How to filter dataframe based on ip range

2019-08-24 20:51发布

问题:

I have dataframe which has 2 columns. I want to filter this dataframe based on ip ranges present in json file.

ip_ranges.json

[
    {"start": "45.43.144.0", "end": "45.43.161.255"}
    {"start": "104.222.130.0", "end": "104.222.191.255"}
    ...
]

Dataframe:

ip,p_value
97.98.173.96,3.7
73.83.192.21,6.9
...

Note: ip_range.json contains 100k elements and my dataframe has 300k rows.

Currently, I implemented like this

Created python list to store all ips in each range. For example ["45.43.144.0", "45.43.144.1", "45.43.144.2", ..., "45.43.161.255"]. Similar way for all ip ranges.
Removed duplicate elements from this list
Constructed dataframe using this list
Merged two dataframes on 'ip'

This process works fine for small set of ip_ranges. But for large set of ip_ranges, the process takes longer time to complete.
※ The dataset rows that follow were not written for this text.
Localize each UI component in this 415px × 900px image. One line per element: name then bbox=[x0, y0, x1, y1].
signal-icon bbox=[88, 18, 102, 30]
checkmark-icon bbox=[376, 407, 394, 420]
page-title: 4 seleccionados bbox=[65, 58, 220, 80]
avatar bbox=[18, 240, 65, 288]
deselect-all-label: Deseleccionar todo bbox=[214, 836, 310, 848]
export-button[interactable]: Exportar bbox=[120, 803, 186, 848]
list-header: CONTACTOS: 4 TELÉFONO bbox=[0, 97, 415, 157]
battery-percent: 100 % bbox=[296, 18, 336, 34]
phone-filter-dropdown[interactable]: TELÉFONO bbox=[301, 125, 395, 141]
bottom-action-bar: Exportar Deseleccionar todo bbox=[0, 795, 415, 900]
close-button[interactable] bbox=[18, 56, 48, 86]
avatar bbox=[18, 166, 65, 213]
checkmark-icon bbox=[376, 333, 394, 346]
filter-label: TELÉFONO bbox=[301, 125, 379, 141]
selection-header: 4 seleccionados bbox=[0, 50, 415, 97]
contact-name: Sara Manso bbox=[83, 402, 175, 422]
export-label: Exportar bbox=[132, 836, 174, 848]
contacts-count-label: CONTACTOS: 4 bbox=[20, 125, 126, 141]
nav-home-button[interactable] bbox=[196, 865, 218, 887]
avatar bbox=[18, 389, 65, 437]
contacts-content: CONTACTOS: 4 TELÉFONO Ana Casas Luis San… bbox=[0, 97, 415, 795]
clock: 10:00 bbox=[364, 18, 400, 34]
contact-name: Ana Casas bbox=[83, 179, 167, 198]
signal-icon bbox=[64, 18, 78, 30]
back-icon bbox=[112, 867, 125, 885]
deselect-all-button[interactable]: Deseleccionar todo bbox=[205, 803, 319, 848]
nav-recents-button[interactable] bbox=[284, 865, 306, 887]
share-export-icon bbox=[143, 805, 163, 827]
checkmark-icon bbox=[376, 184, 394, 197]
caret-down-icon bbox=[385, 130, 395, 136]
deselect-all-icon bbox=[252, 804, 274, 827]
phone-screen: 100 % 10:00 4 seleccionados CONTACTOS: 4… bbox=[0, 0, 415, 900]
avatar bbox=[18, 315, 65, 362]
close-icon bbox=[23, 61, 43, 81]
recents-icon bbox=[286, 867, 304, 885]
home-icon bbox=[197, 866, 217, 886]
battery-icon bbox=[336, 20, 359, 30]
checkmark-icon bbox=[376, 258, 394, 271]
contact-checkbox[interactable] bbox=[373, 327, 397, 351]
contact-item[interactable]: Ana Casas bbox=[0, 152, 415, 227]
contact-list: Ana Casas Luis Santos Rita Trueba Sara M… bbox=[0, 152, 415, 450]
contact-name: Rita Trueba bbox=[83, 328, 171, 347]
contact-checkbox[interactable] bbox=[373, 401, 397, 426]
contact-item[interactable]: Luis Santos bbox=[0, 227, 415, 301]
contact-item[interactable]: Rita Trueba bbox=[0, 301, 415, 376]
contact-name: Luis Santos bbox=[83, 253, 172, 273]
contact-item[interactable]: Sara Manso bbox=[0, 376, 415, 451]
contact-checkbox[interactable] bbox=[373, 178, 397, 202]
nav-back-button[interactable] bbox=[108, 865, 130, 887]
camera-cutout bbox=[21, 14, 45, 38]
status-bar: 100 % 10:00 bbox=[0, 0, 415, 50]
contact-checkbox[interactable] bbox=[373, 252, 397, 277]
Is there any better approach to perform this more efficiently?

回答1:

Just an idea: Put you ranges into a dataframe ip_range with columns From and To. Convert all ip-addresses (the ones in df, too) to decimal numbers with the fast code provided for example here.

Now generating the ranges can be done fast:

ip_range['Rng'] = ip_range.apply(lambda x: np.arange(x.From, x.To+1), axis=1)

These ranges can be converted into a DataFrame:

ips = pd.DataFrame(itertools.chain(*ip_range['Rng']))

This DataFrame can easily be merged with df.